There are many ways to get funding for your own productions. You go with a production company that can help you get funding together. Some production companies have quite deep coffers. Some of the productions are funded by friends and family who just believe in my story. The very first thing that I wrote and got recognition for was a piece called Unconditional. These are people who are both conservative and progressive and both sides of the political spectrum, but they just wanted me to tell my story and my truth.

And some of them were military veterans in entertainment and some of them just gave their free time just because they wanted me to say something about my life, about the story that I wrote. And I have to be honest, that was the best experience that I've ever had in my life. My friends to this day who are now helping with this in international feature film that crosses two different countries, United States and Philippines, that marries two different styles of filmmaking. It has been quite a journey and I'm loving every minute of it.

Are any causes important to you? And if so, what are they?

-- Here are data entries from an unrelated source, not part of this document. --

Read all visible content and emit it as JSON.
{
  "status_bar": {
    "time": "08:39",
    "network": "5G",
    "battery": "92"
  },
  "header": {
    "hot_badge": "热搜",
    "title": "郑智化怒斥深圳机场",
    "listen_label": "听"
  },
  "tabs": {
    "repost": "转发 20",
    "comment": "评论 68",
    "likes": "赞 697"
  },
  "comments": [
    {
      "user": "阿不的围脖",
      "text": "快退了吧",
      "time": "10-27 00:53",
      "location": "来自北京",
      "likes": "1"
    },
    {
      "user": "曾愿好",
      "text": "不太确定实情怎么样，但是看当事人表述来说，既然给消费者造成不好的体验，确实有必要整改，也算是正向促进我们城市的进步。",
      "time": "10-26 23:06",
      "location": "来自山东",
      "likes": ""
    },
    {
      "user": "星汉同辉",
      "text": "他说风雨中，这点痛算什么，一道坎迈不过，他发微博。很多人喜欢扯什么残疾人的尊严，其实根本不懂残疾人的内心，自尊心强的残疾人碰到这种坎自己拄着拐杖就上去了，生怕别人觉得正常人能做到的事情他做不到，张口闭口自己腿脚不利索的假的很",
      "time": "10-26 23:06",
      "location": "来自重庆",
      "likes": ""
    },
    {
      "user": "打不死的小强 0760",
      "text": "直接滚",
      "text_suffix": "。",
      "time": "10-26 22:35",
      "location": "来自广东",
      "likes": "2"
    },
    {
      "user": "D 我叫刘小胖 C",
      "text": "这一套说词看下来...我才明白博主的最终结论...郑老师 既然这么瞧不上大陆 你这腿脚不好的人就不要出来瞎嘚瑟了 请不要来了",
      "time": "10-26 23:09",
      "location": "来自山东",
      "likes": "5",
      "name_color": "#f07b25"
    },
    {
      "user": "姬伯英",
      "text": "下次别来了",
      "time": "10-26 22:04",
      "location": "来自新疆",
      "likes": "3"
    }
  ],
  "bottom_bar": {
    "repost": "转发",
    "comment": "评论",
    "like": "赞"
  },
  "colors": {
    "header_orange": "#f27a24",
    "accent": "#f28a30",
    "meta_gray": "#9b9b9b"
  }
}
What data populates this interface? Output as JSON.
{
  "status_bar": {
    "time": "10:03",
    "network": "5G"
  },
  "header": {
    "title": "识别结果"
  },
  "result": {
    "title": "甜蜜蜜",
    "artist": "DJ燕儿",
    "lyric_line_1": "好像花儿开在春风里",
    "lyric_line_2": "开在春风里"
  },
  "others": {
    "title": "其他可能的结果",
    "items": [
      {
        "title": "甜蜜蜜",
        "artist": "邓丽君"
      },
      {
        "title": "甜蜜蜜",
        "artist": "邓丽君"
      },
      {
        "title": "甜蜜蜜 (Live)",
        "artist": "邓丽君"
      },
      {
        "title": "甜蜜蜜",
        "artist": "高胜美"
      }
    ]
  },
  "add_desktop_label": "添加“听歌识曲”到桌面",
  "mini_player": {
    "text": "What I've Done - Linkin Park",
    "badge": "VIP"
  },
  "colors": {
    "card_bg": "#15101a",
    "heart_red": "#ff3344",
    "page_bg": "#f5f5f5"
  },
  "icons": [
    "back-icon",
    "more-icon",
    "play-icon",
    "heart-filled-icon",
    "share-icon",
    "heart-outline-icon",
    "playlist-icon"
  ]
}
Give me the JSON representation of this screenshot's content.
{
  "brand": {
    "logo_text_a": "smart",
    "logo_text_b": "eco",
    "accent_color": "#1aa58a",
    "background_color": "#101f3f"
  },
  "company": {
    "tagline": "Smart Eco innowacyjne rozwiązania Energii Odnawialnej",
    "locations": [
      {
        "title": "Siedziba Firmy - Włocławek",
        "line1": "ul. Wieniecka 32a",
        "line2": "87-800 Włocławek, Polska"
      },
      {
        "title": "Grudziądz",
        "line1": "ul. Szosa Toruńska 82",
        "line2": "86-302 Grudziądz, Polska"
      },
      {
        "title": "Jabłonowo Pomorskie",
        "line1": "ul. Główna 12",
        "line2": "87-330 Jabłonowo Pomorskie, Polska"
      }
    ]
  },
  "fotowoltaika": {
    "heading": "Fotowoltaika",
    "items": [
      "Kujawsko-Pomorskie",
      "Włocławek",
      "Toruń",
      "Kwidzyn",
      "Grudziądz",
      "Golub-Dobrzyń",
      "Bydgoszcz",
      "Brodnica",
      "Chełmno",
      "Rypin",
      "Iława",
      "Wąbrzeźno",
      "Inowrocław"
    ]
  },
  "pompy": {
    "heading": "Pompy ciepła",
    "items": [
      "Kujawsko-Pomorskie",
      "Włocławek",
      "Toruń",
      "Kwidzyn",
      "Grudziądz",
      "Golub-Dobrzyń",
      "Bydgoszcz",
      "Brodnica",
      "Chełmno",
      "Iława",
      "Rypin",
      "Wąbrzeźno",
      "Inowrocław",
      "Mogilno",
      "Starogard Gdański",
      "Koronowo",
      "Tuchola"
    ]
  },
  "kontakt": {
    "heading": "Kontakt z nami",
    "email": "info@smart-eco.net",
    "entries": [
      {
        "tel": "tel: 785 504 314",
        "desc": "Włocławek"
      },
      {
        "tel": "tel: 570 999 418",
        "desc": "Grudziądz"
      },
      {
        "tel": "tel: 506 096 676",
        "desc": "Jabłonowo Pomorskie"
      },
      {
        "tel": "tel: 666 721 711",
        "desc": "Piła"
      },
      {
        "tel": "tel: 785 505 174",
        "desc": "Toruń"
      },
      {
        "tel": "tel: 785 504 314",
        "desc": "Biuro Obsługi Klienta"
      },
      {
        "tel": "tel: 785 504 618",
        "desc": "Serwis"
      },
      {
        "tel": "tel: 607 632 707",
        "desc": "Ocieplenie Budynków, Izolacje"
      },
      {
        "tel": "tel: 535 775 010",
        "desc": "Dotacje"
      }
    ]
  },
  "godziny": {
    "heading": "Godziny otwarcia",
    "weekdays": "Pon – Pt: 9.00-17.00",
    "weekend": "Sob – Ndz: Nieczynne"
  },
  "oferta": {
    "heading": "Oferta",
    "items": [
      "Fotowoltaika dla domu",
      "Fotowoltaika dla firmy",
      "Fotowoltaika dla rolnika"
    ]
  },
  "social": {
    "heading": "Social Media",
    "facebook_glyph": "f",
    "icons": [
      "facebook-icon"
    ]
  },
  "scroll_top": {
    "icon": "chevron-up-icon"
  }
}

Diversity is a huge thing for me. Like I said, being able to tell stories that we don't normally see on TV and film. I especially want to tell stories that promote being able to put ourselves in other people's shoes. Another cause that's not film related for me is the medical cause. I still do medical missions, I still help with a lot of medical related things. Like during the pandemic I put my own time and my own effort to really save some lives.

And so I just love helping others and being with others and collaborating with others. So there's a laundry list of causes that are near and dear to my Veteran causes are huge to me. And working with veterans and being with fellow veterans of the US military have been the most fulfilling. And I'd say I would work with a veteran, drop what I'm doing and work with them every single day of my life if I could.